Defer to Native experts for best practices: The Urban Indian Health Institute, a Tribal Epidemiology Center, has created a comprehensive guide for methods to collect, analyze, and present data on Alaska Native and Native American populations that are grounded in Indigenous values. I also ran my survey by Native academics and practitioners who had done some similar work for feedback and suggestions.
Prioritize relationship building: I’m most proud of the rapport I was able to build with the sources I worked with for this project. I didn’t jeopardize those relationships by pushing a survey that a powerful tribal member was against.
Pivoting isn’t the same as giving up: Just because this survey didn’t work out for this project doesn’t mean that it never will.
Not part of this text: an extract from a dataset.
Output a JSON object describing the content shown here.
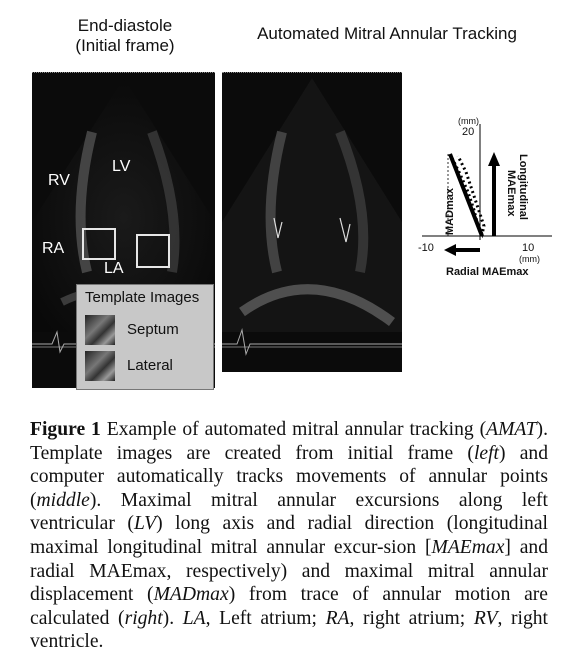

When an IRB is in place with the tribe, I will have the relationships, framework, and continued buy-in from many tribal members to bring a proposal forward again. As for my project, I was still able to produce three longform narrative pieces that followed each of the surviving generations of the boarding school era — survivors, their children, and their children’s children — through the lens of intergenerational trauma and resiliency.
Sometimes general data is better than no data: I relied heavily on non-racially specific data. It’s not ideal, but I felt it went further to illustrate the points of my reporting than solely relying on interviews.
If you’re dealing with Indian Health Services, request data ASAP. Like, yesterday. The Indian Health Service — the federal agency that delivers health services to members from all 574 federally recognized tribes — is severely underfunded, and record requests can take months. My own records request took nine months and, in the end, I was told that IHS did not have the basic data I was seeking.
Respect tribal sovereignty: Above all, respect that tribal nations are sovereign, and treat their information as such. Ensure that tribes have access to and ownership of their data, and that they approve of how you intend to use it for your reporting.